Republicans try putting on a brave face but they are well aware that playing the obstructionist game against a well-liked president-- and betting against the country-- is very dangerous. The anti-Republican trend in congressional races of the past two cycles could easily pick up steam and leave their Senate caucus in the same state it was in after the '34 election: utterly inconsequential.

By publicly threatening to encourage a primary against mainstream moderate Arlen Specter, RNC Chairman Michael Steele has encouraged a primary. Far right extremist loon Pat Toomey, who had settled on a run for governor, has decided to jump into the race against Arlen Specter instead. Toomey is far too right-wing to win a statewide general election in moderate Pennsylvania but he is likely to beat Specter in the closed Republican primary. Hundreds of thousands of moderate Republicans have left the GOP in disgust-- and re-registered as Independents or Democrats-- and would vote for Specter in a general election but now can't vote for him in the primary. Polling shows that Specter is likely to lose. That's one red seat that will probably turn blue.

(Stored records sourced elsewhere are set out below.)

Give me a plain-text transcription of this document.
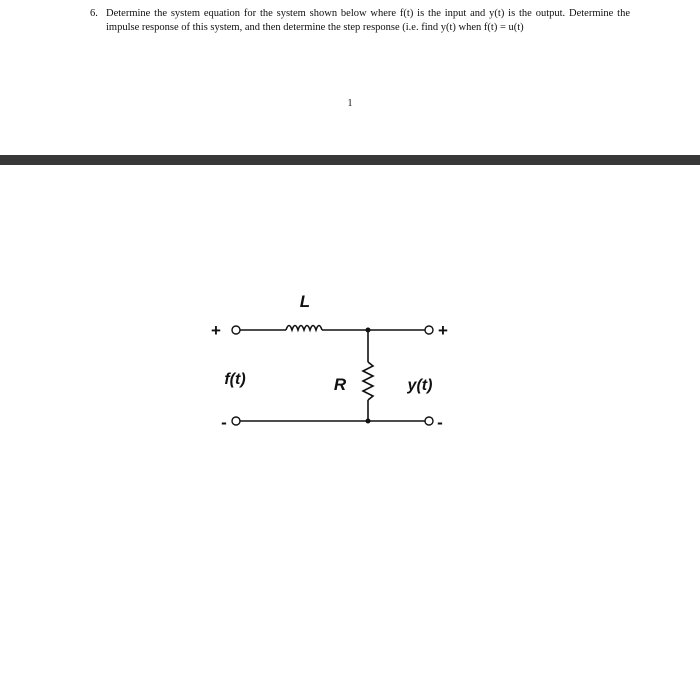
6. Determine the system equation for the system shown below where f(t) is the input and y(t) is the output. Determine the impulse response of this system, and then determine the step response (i.e. find y(t) when f(t) = u(t)
1
L
R
f(t)	y(t)
+
-
+
-
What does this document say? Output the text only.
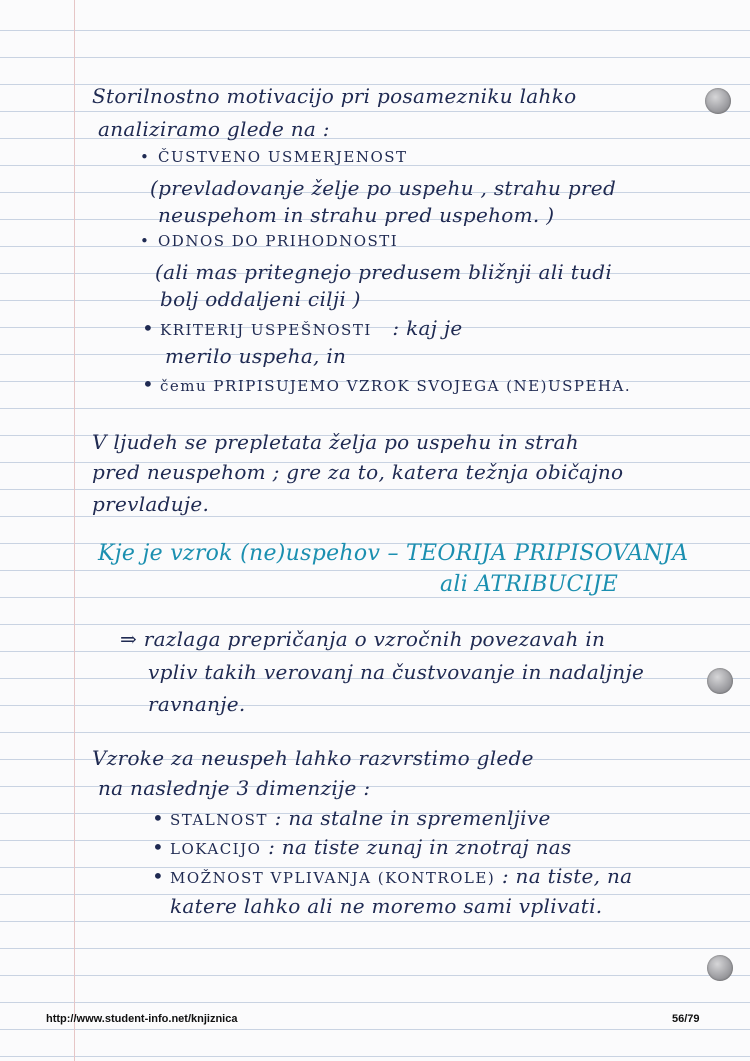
Storilnostno motivacijo pri posamezniku lahko
analiziramo glede na :
• ČUSTVENO USMERJENOST
(prevladovanje želje po uspehu , strahu pred
neuspehom in strahu pred uspehom. )
• ODNOS DO PRIHODNOSTI
(ali mas pritegnejo predusem bližnji ali tudi
bolj oddaljeni cilji )
• KRITERIJ USPEŠNOSTI : kaj je
merilo uspeha, in
• čemu PRIPISUJEMO VZROK SVOJEGA (NE)USPEHA.
V ljudeh se prepletata želja po uspehu in strah
pred neuspehom ; gre za to, katera težnja običajno
prevladuje.
Kje je vzrok (ne)uspehov – TEORIJA PRIPISOVANJA
ali ATRIBUCIJE
⇒ razlaga prepričanja o vzročnih povezavah in
vpliv takih verovanj na čustvovanje in nadaljnje
ravnanje.
Vzroke za neuspeh lahko razvrstimo glede
na naslednje 3 dimenzije :
• STALNOST : na stalne in spremenljive
• LOKACIJO : na tiste zunaj in znotraj nas
• MOŽNOST VPLIVANJA (KONTROLE) : na tiste, na
katere lahko ali ne moremo sami vplivati.
http://www.student-info.net/knjiznica	56/79
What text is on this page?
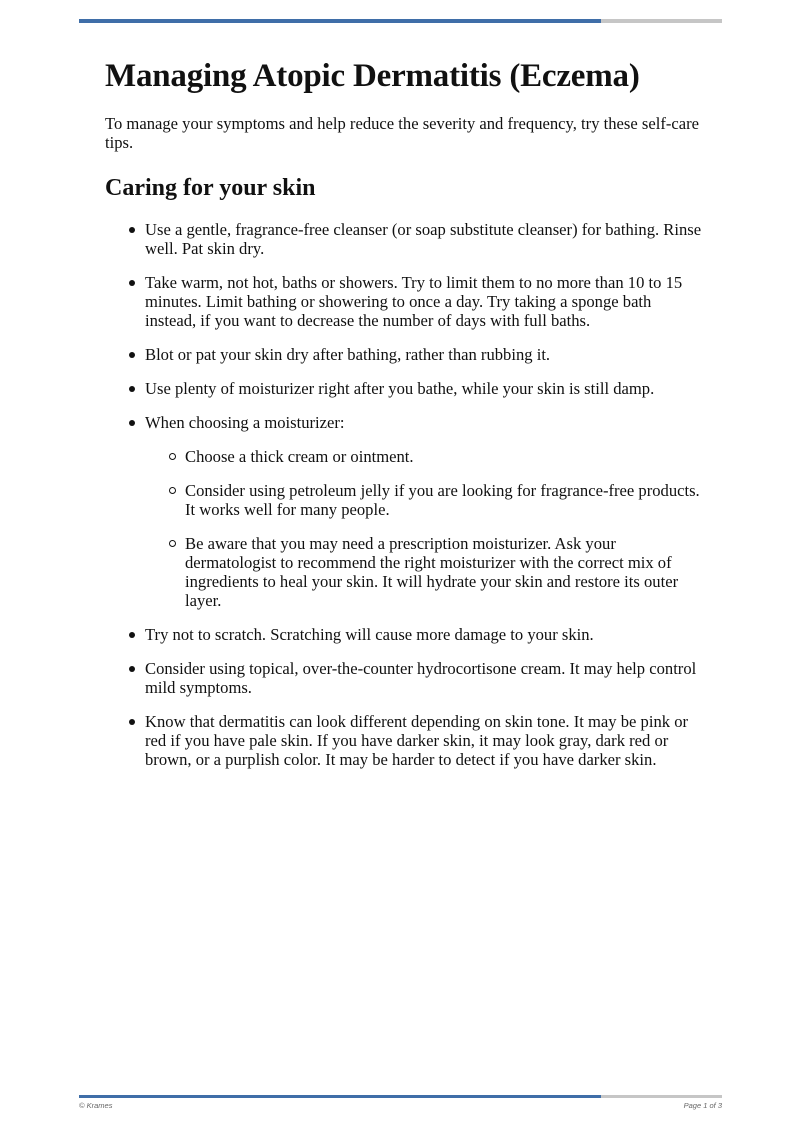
Managing Atopic Dermatitis (Eczema)

To manage your symptoms and help reduce the severity and frequency, try these self-care tips.

Caring for your skin
Use a gentle, fragrance-free cleanser (or soap substitute cleanser) for bathing. Rinse well. Pat skin dry.
Take warm, not hot, baths or showers. Try to limit them to no more than 10 to 15 minutes. Limit bathing or showering to once a day. Try taking a sponge bath instead, if you want to decrease the number of days with full baths.
Blot or pat your skin dry after bathing, rather than rubbing it.
Use plenty of moisturizer right after you bathe, while your skin is still damp.
When choosing a moisturizer:
Choose a thick cream or ointment.
Consider using petroleum jelly if you are looking for fragrance-free products. It works well for many people.
Be aware that you may need a prescription moisturizer. Ask your dermatologist to recommend the right moisturizer with the correct mix of ingredients to heal your skin. It will hydrate your skin and restore its outer layer.
Try not to scratch. Scratching will cause more damage to your skin.
Consider using topical, over-the-counter hydrocortisone cream. It may help control mild symptoms.
Know that dermatitis can look different depending on skin tone. It may be pink or red if you have pale skin. If you have darker skin, it may look gray, dark red or brown, or a purplish color. It may be harder to detect if you have darker skin.
© Krames	Page 1 of 3
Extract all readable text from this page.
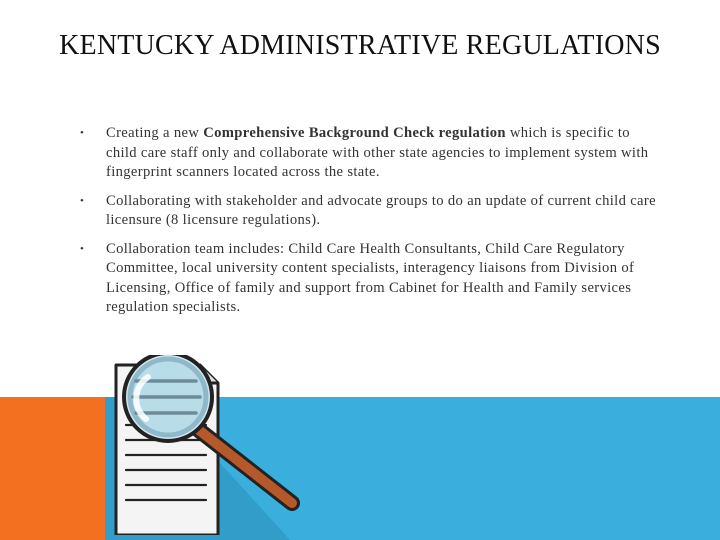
KENTUCKY ADMINISTRATIVE REGULATIONS
•	Creating a new Comprehensive Background Check regulation which is specific to child care staff only and collaborate with other state agencies to implement system with fingerprint scanners located across the state.
•	Collaborating with stakeholder and advocate groups to do an update of current child care licensure (8 licensure regulations).
•	Collaboration team includes: Child Care Health Consultants, Child Care Regulatory Committee, local university content specialists, interagency liaisons from Division of Licensing, Office of family and support from Cabinet for Health and Family services regulation specialists.
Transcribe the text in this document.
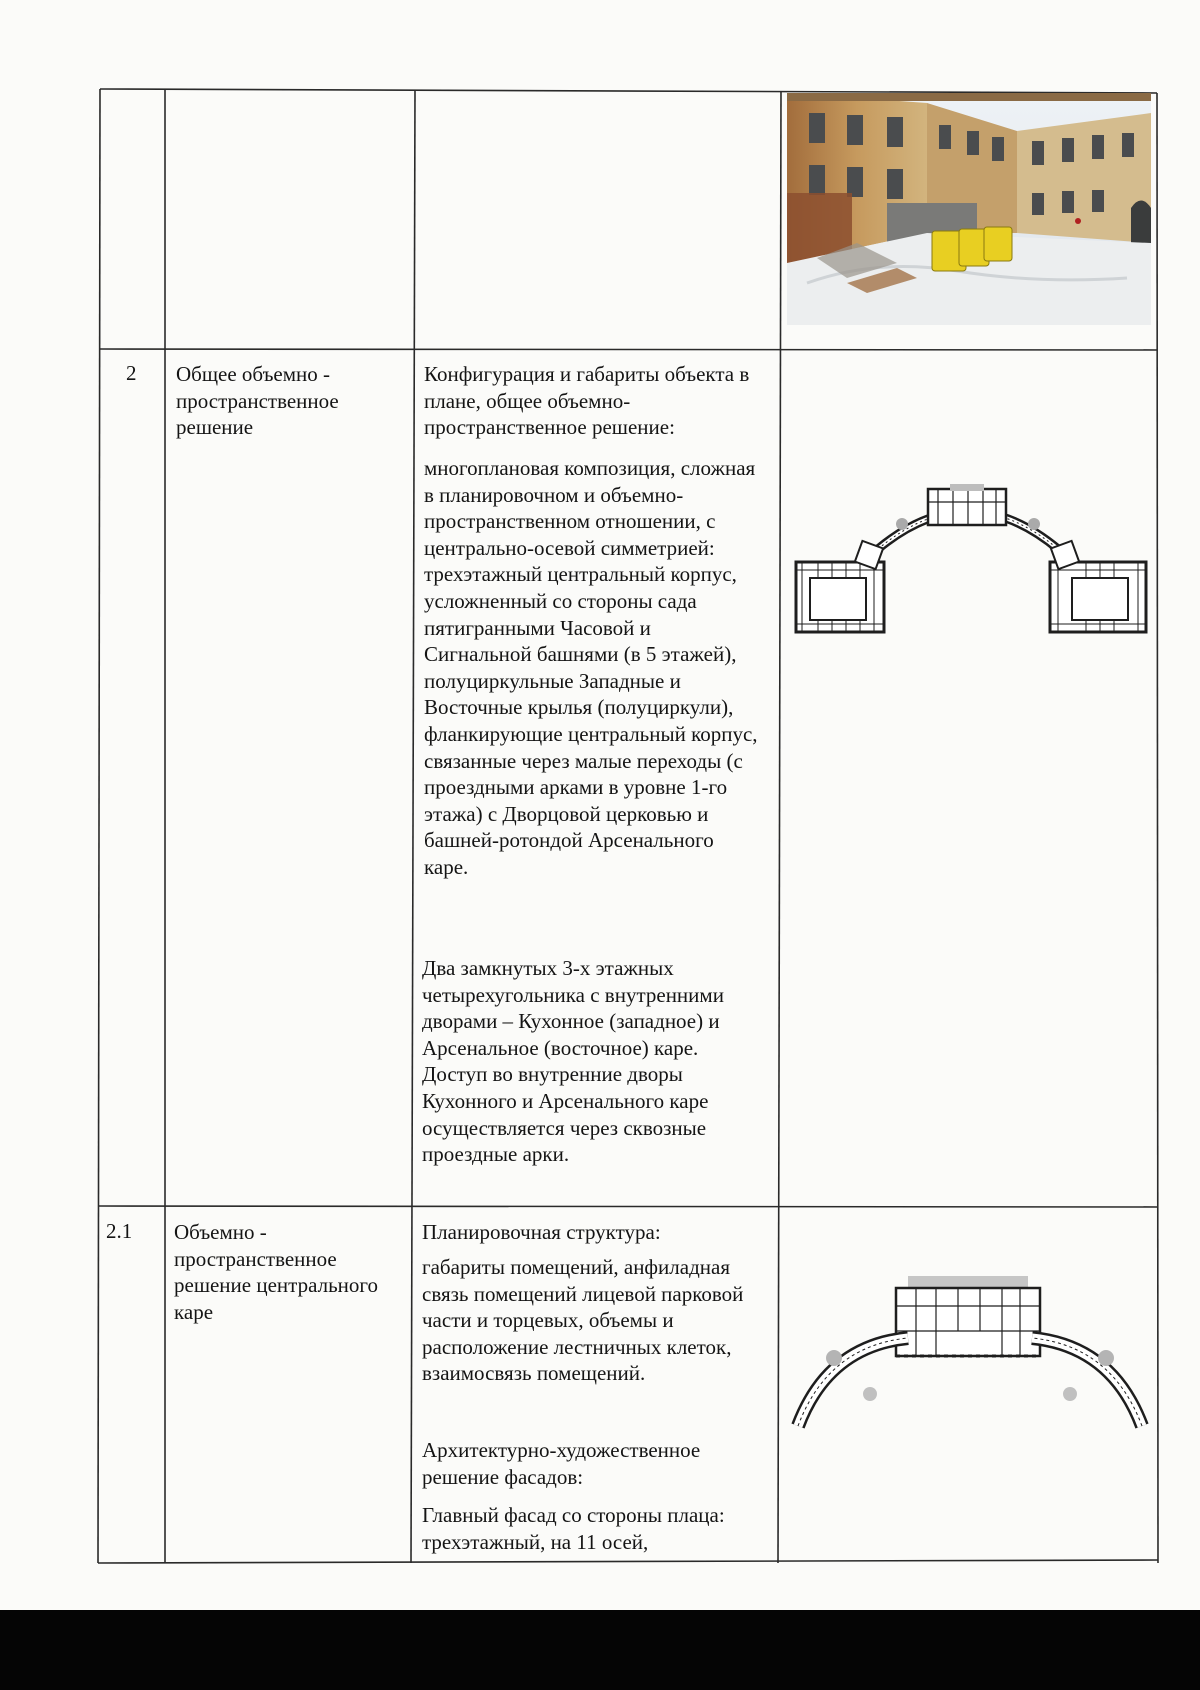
2 Общее объемно - пространственное решение
Конфигурация и габариты объекта в плане, общее объемно-пространственное решение:
многоплановая композиция, сложная в планировочном и объемно-пространственном отношении, с центрально-осевой симметрией: трехэтажный центральный корпус, усложненный со стороны сада пятигранными Часовой и Сигнальной башнями (в 5 этажей), полуциркульные Западные и Восточные крылья (полуциркули), фланкирующие центральный корпус, связанные через малые переходы (с проездными арками в уровне 1-го этажа) с Дворцовой церковью и башней-ротондой Арсенального каре.
Два замкнутых 3-х этажных четырехугольника с внутренними дворами – Кухонное (западное) и Арсенальное (восточное) каре. Доступ во внутренние дворы Кухонного и Арсенального каре осуществляется через сквозные проездные арки.
2.1 Объемно - пространственное решение центрального каре
Планировочная структура:
габариты помещений, анфиладная связь помещений лицевой парковой части и торцевых, объемы и расположение лестничных клеток, взаимосвязь помещений.
Архитектурно-художественное решение фасадов:
Главный фасад со стороны плаца: трехэтажный, на 11 осей,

Republicans are so nervous about the erratic, and some say increasingly senile, Senator from Kentucky, Jim Bunning, that several party leaders, particularly Mitch McConnell and John Cornyn, are actually trying to prevent him for standing for re-election.

Republicans are trying to rid themselves of Senator Jim Bunning of Kentucky, the former baseball star who clearly has little use for some colleagues and party leaders, and who keeps exhibiting what one senator calls “behavior issues.”

Key Republicans are gently (or not gently enough) trying to dissuade Mr. Bunning from seeking re-election in 2010 out of concern that his paltry fundraising, declining approval ratings and irascible conduct have made him something between vulnerable and unelectable.

But in recent weeks, Mr. Bunning has shown no sign of stepping aside and delivered a string of incendiary pronouncements that have fed an impression that he is, to go with a baseball metaphor, a bit of a screwball.

Last week Bunning told a group of K Street lobbyists that if McConnell and Cornyn, both of whom he loathes, continue to sabotage his fundraising efforts, he will retire now and allow Democratic Governor Steve Beshear, to replace him-- giving the Democrats a 60th vote, the crucial filibuster-proof majority.

Meanwhile polling in Louisiana shows that David Diapers Vitter is likely to lose his seat, either in a Republican primary or in the general election. Democrats have a good shot at picking up 4 seats of retiring Republicans in Florida, New Hampshire, Missouri and Ohio and other vulnerable Republicans include obstructionists Richard Burr (NC), Chuck Grassley (IA) and Johnny Isakson (GA).